Suppose I want to invest in, say, a local hardware store.

Katovich: There was a day when you could do that. [But] the day came when federal laws changed that scenario and required you to become an accredited investor in order for you to invest in a private company.

An accredited investor means having how much money?

Katovich: A two hundred thousand-dollar income; $1 million dollars in net worth. It could be a $300,000 [net income] with a spouse.

You're working to change those rules.

Katovich: Yes, we have been working for a couple of years on attempts to find an approach that would allow small investors, nonaccredited investors, to be able to invest in local issues much like they invest in publicly traded issues today.

Cherry: We also have been looking at ways to achieve local investment. And we've really been thinking about it from the perspective of aggregating our venture fund investments with other investments across the country and creating an investment vehicle sufficiently large to be traded on a national exchange. So people in fact could invest just like they do today, but it would be ultimately into companies that are investment vehicles for community-based venture funds.

Like a mutual fund?

Cherry: It could be. [But] there are many issues associated with any of these vehicles…. Part of it is you need to have a sufficient number of shares trading…. The other thing I would say is that equity investments are complicated investments. And when you have small local entrepreneurs, they're often not so sure that they actually want an equity investor in bed with them. It often means sharing control.

Why does investing locally mean lower returns?

Katovich: What many [small companies] that we've talked to would prefer, if there were such a vehicle, is an easier approach to be able to go public in a way that provides safe, secure opportunity for local investors to invest in their company. [But] there is less liquidity when that occurs. And as a result of that, the expectations of the investor have to be quite different. Our thinking around this is that this is not an answer for retail private investors for all of their funds. But it could be a very interesting answer for a small portion of their funds.

How soon might average investors see such options?

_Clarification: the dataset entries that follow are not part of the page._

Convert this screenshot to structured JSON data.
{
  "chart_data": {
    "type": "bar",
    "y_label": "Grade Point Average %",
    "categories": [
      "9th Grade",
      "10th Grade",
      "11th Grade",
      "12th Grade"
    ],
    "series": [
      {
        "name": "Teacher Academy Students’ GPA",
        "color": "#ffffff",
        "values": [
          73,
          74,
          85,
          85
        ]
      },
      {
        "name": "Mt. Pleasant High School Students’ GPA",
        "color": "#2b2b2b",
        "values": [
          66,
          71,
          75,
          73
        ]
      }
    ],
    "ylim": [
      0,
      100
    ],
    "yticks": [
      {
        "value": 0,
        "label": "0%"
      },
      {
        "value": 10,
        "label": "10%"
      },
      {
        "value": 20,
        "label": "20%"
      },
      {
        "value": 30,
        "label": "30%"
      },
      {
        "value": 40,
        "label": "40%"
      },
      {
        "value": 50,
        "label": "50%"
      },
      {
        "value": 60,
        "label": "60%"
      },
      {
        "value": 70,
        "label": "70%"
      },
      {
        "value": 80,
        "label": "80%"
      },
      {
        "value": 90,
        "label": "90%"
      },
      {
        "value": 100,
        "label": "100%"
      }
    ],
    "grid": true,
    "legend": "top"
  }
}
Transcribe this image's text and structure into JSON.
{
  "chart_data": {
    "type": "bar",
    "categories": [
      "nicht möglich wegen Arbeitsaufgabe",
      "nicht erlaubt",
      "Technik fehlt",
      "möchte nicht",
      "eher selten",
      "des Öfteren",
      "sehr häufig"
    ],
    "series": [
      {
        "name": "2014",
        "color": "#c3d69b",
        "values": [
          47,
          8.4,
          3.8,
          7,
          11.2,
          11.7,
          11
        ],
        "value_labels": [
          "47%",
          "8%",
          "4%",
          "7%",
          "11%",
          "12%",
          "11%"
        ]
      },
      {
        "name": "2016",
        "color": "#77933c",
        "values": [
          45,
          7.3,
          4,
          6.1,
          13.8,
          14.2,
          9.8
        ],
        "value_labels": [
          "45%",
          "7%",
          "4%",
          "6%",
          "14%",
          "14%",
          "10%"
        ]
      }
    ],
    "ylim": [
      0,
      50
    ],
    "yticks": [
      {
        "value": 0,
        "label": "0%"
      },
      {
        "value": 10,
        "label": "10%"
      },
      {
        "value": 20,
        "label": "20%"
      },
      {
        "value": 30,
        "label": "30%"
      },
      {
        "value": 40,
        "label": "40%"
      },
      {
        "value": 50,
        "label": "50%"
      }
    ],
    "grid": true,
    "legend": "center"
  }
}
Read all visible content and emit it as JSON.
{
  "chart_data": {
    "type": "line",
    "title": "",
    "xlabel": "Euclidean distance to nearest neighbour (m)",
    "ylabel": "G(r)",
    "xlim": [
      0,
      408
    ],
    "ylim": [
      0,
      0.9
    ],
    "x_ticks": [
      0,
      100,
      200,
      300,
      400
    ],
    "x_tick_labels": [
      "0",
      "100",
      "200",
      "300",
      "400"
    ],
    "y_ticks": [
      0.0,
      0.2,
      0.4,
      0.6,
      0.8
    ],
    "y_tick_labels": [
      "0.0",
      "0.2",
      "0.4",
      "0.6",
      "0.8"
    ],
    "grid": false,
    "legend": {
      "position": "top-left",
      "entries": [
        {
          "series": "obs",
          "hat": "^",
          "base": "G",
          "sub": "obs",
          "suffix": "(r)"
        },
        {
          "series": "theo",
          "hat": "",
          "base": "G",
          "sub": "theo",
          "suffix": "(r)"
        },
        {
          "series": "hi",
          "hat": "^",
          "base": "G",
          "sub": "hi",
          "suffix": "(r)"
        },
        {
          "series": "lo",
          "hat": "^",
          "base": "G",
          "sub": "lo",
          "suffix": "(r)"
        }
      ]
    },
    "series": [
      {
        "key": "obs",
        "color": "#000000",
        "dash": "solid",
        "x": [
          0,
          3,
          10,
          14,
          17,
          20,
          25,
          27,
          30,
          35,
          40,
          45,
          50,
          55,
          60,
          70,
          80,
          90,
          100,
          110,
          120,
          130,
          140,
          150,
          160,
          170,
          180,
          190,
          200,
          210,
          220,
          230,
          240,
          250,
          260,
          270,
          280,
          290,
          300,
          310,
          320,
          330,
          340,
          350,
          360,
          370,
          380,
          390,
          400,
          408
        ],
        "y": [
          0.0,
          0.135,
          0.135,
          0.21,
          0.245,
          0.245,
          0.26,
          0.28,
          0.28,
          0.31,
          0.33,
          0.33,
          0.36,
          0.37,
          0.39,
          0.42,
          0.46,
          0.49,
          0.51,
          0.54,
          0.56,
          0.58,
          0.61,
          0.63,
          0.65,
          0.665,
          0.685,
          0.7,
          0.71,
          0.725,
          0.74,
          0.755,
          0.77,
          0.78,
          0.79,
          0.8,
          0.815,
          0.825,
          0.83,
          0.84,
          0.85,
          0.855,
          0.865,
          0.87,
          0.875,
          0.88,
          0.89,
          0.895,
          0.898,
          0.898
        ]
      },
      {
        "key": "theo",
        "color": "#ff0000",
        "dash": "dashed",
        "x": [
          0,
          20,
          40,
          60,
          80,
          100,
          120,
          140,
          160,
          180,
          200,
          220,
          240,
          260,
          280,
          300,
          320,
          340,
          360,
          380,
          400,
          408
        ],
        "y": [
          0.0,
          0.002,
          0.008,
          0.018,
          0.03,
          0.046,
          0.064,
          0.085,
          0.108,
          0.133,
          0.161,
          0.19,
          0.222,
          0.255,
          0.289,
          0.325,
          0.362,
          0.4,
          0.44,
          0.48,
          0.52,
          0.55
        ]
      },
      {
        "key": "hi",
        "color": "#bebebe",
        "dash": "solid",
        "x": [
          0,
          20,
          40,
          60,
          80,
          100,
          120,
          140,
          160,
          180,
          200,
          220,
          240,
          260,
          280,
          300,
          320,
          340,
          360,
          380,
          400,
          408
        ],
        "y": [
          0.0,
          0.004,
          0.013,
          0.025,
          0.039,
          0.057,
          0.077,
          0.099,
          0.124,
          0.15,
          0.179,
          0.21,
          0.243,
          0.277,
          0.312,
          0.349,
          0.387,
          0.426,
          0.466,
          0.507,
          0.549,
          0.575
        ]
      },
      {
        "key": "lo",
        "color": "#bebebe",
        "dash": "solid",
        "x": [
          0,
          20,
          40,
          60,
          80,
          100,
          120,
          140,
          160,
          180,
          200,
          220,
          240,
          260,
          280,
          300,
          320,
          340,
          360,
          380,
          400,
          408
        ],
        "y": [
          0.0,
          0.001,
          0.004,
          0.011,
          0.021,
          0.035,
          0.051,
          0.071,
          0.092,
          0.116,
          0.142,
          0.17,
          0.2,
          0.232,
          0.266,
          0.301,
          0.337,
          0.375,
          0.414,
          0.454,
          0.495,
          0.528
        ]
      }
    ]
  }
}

Cherry: I think we're a distance [away] for a couple of reasons. Investing in small business is a pretty risky undertaking…. It's important for people not to underestimate the risk of that. In fact, the reason that loan funds and community venture funds got started in the first place was because individuals were out putting their money into companies and promptly losing it…. I also would say: Ethical investing is not necessarily local investing…. I'm reminded of a company that I visited several years ago in the southeast corner of our state that was running such a sweat shop that they couldn't get people to come work there because the folks down there thought McDonald's was a better deal -- gave them more money, better benefits, and better working conditions. So I think the critical issue with respect to ethical investing is to invest in companies that produce a good quality good or service, that have good employment policies and so forth, and are generally ethically run – whether global or local.